= James H. Rubin =

American art historian and academic

James H. Rubin

James Henry Rubin is an American art historian and a professor of history at Stony Brook University in Stony Brook, New York.

==Early life and education==
James Rubin was born on May 4, 1944. He was educated at Phillips Andover, Yale (B.A.), Harvard (PhD) and the Institut d'Art et d'Archéologie of the Sorbonne in Paris (license-ès-lettres).

==Career==
Prior to Stony Brook, he taught at Harvard University, Boston University and Princeton University. At Stony Brook, he was department chair for fifteen years. He also taught part-time for many years at The Cooper Union, New York City.

He has published over sixty articles and essays on subjects ranging from the eighteenth century to the present. He is the author of 13 books: Eighteenth Century French Life Drawing (1977), Realism and Social Vision in Courbet and Proudhon (1981), Eugène Delcaroix's 'Dantebarke' (1987), Manet's Silence and the Poetics of Bouquets (1994), Courbet (1997), Impressionism (1999), Nadar (2001), Impressionist Cats and Dogs: Pets in the Painting of Modern Life (2003), Impressionism and the Modern Landscape: Productivity, Technology and Urbanization from Manet to Van Gogh (2008), Manet: Initial M, hand and eye (2010, French edition 2011); Realism and Music: Courbet, Berlioz, Wagner and Relations between the Arts in Nineteenth-Century France (2012, e-book); and How to Read Impressionism: Ways of Looking (2013); and an edited volume, Rival Sisters: Art and Music at the Birth of Modernism, 1815-1915 (2014). His books have been translated into several languages including, French, Greek, Korean, Japanese, and Dutch.

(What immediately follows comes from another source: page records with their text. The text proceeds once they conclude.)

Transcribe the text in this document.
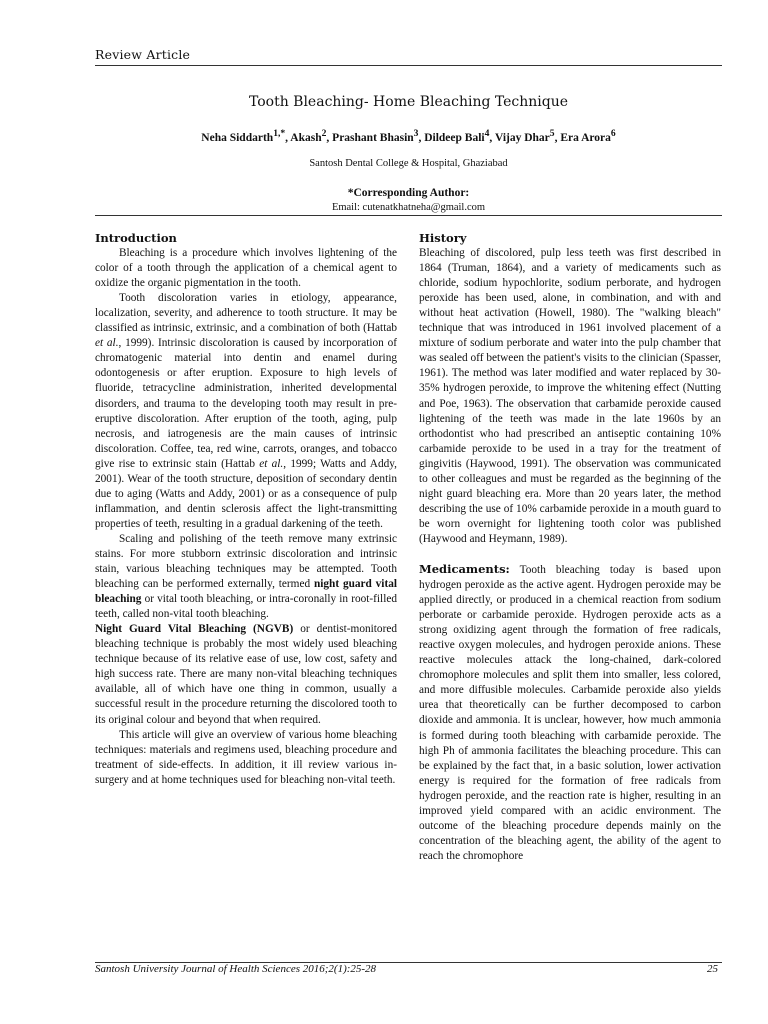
Review Article
Tooth Bleaching- Home Bleaching Technique
Neha Siddarth$^{1,*}$, Akash$^2$, Prashant Bhasin$^3$, Dildeep Bali$^4$, Vijay Dhar$^5$, Era Arora$^6$
Santosh Dental College & Hospital, Ghaziabad
*Corresponding Author:
Email: cutenatkhatneha@gmail.com
Introduction

Bleaching is a procedure which involves lightening of the color of a tooth through the application of a chemical agent to oxidize the organic pigmentation in the tooth.

Tooth discoloration varies in etiology, appearance, localization, severity, and adherence to tooth structure. It may be classified as intrinsic, extrinsic, and a combination of both (Hattab et al., 1999). Intrinsic discoloration is caused by incorporation of chromatogenic material into dentin and enamel during odontogenesis or after eruption. Exposure to high levels of fluoride, tetracycline administration, inherited developmental disorders, and trauma to the developing tooth may result in pre-eruptive discoloration. After eruption of the tooth, aging, pulp necrosis, and iatrogenesis are the main causes of intrinsic discoloration. Coffee, tea, red wine, carrots, oranges, and tobacco give rise to extrinsic stain (Hattab et al., 1999; Watts and Addy, 2001). Wear of the tooth structure, deposition of secondary dentin due to aging (Watts and Addy, 2001) or as a consequence of pulp inflammation, and dentin sclerosis affect the light-transmitting properties of teeth, resulting in a gradual darkening of the teeth.

Scaling and polishing of the teeth remove many extrinsic stains. For more stubborn extrinsic discoloration and intrinsic stain, various bleaching techniques may be attempted. Tooth bleaching can be performed externally, termed night guard vital bleaching or vital tooth bleaching, or intra-coronally in root-filled teeth, called non-vital tooth bleaching.

Night Guard Vital Bleaching (NGVB) or dentist-monitored bleaching technique is probably the most widely used bleaching technique because of its relative ease of use, low cost, safety and high success rate. There are many non-vital bleaching techniques available, all of which have one thing in common, usually a successful result in the procedure returning the discolored tooth to its original colour and beyond that when required.

This article will give an overview of various home bleaching techniques: materials and regimens used, bleaching procedure and treatment of side-effects. In addition, it ill review various in-surgery and at home techniques used for bleaching non-vital teeth.

History

Bleaching of discolored, pulp less teeth was first described in 1864 (Truman, 1864), and a variety of medicaments such as chloride, sodium hypochlorite, sodium perborate, and hydrogen peroxide has been used, alone, in combination, and with and without heat activation (Howell, 1980). The "walking bleach" technique that was introduced in 1961 involved placement of a mixture of sodium perborate and water into the pulp chamber that was sealed off between the patient's visits to the clinician (Spasser, 1961). The method was later modified and water replaced by 30-35% hydrogen peroxide, to improve the whitening effect (Nutting and Poe, 1963). The observation that carbamide peroxide caused lightening of the teeth was made in the late 1960s by an orthodontist who had prescribed an antiseptic containing 10% carbamide peroxide to be used in a tray for the treatment of gingivitis (Haywood, 1991). The observation was communicated to other colleagues and must be regarded as the beginning of the night guard bleaching era. More than 20 years later, the method describing the use of 10% carbamide peroxide in a mouth guard to be worn overnight for lightening tooth color was published (Haywood and Heymann, 1989).

Medicaments: Tooth bleaching today is based upon hydrogen peroxide as the active agent. Hydrogen peroxide may be applied directly, or produced in a chemical reaction from sodium perborate or carbamide peroxide. Hydrogen peroxide acts as a strong oxidizing agent through the formation of free radicals, reactive oxygen molecules, and hydrogen peroxide anions. These reactive molecules attack the long-chained, dark-colored chromophore molecules and split them into smaller, less colored, and more diffusible molecules. Carbamide peroxide also yields urea that theoretically can be further decomposed to carbon dioxide and ammonia. It is unclear, however, how much ammonia is formed during tooth bleaching with carbamide peroxide. The high Ph of ammonia facilitates the bleaching procedure. This can be explained by the fact that, in a basic solution, lower activation energy is required for the formation of free radicals from hydrogen peroxide, and the reaction rate is higher, resulting in an improved yield compared with an acidic environment. The outcome of the bleaching procedure depends mainly on the concentration of the bleaching agent, the ability of the agent to reach the chromophore

Santosh University Journal of Health Sciences 2016;2(1):25-28	25
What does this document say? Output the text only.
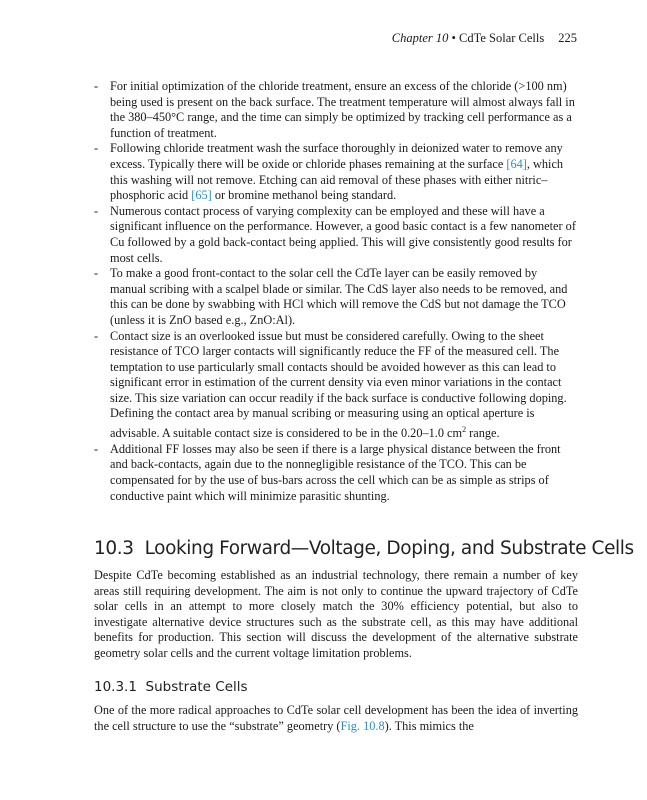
Chapter 10 • CdTe Solar Cells 225
- For initial optimization of the chloride treatment, ensure an excess of the chloride (>100 nm) being used is present on the back surface. The treatment temperature will almost always fall in the 380–450°C range, and the time can simply be optimized by tracking cell performance as a function of treatment.
- Following chloride treatment wash the surface thoroughly in deionized water to remove any excess. Typically there will be oxide or chloride phases remaining at the surface [64], which this washing will not remove. Etching can aid removal of these phases with either nitric–phosphoric acid [65] or bromine methanol being standard.
- Numerous contact process of varying complexity can be employed and these will have a significant influence on the performance. However, a good basic contact is a few nanometer of Cu followed by a gold back-contact being applied. This will give consistently good results for most cells.
- To make a good front-contact to the solar cell the CdTe layer can be easily removed by manual scribing with a scalpel blade or similar. The CdS layer also needs to be removed, and this can be done by swabbing with HCl which will remove the CdS but not damage the TCO (unless it is ZnO based e.g., ZnO:Al).
- Contact size is an overlooked issue but must be considered carefully. Owing to the sheet resistance of TCO larger contacts will significantly reduce the FF of the measured cell. The temptation to use particularly small contacts should be avoided however as this can lead to significant error in estimation of the current density via even minor variations in the contact size. This size variation can occur readily if the back surface is conductive following doping. Defining the contact area by manual scribing or measuring using an optical aperture is advisable. A suitable contact size is considered to be in the 0.20–1.0 $cm^2$ range.
- Additional FF losses may also be seen if there is a large physical distance between the front and back-contacts, again due to the nonnegligible resistance of the TCO. This can be compensated for by the use of bus-bars across the cell which can be as simple as strips of conductive paint which will minimize parasitic shunting.
10.3 Looking Forward—Voltage, Doping, and Substrate Cells

Despite CdTe becoming established as an industrial technology, there remain a number of key areas still requiring development. The aim is not only to continue the upward trajectory of CdTe solar cells in an attempt to more closely match the 30% efficiency potential, but also to investigate alternative device structures such as the substrate cell, as this may have additional benefits for production. This section will discuss the development of the alternative substrate geometry solar cells and the current voltage limitation problems.

10.3.1 Substrate Cells

One of the more radical approaches to CdTe solar cell development has been the idea of inverting the cell structure to use the “substrate” geometry (Fig. 10.8). This mimics the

He has served on the International Committee of the College Art Association (CAA) and represented the CAA at the United Nations. He is a member and Vice President of the Société Paul Cézanne, based in Aix-en-Provence, France. At Stony Brook, he is an affiliate of the Department of European Languages, the Department of Cultural Studies and Critical Analysis, and the Department of Philosophy. When he teaches graduate seminars at Stony Brook's annex campus in Manhattan, they are cross-listed with Philosophy as part of Stony Brook’s Art and Philosophy program. In 2008, he was a Research Visiting Professor at the Université de Paris I, Institut national d'histoire de l'art in Paris. He is the winner of an American Council of Learned Societies Travel Grant and as of 2016 was on leave as a National Endowment for the Humanities Public Scholar.

==Personal life==
He is a dual French-U.S. citizen, speaking fluent French and English. He travels frequently, lectures and collaborates internationally, while living in New York City and in Mittelbergheim, Alsace. His son is the filmmaker Henry-Alex Rubin.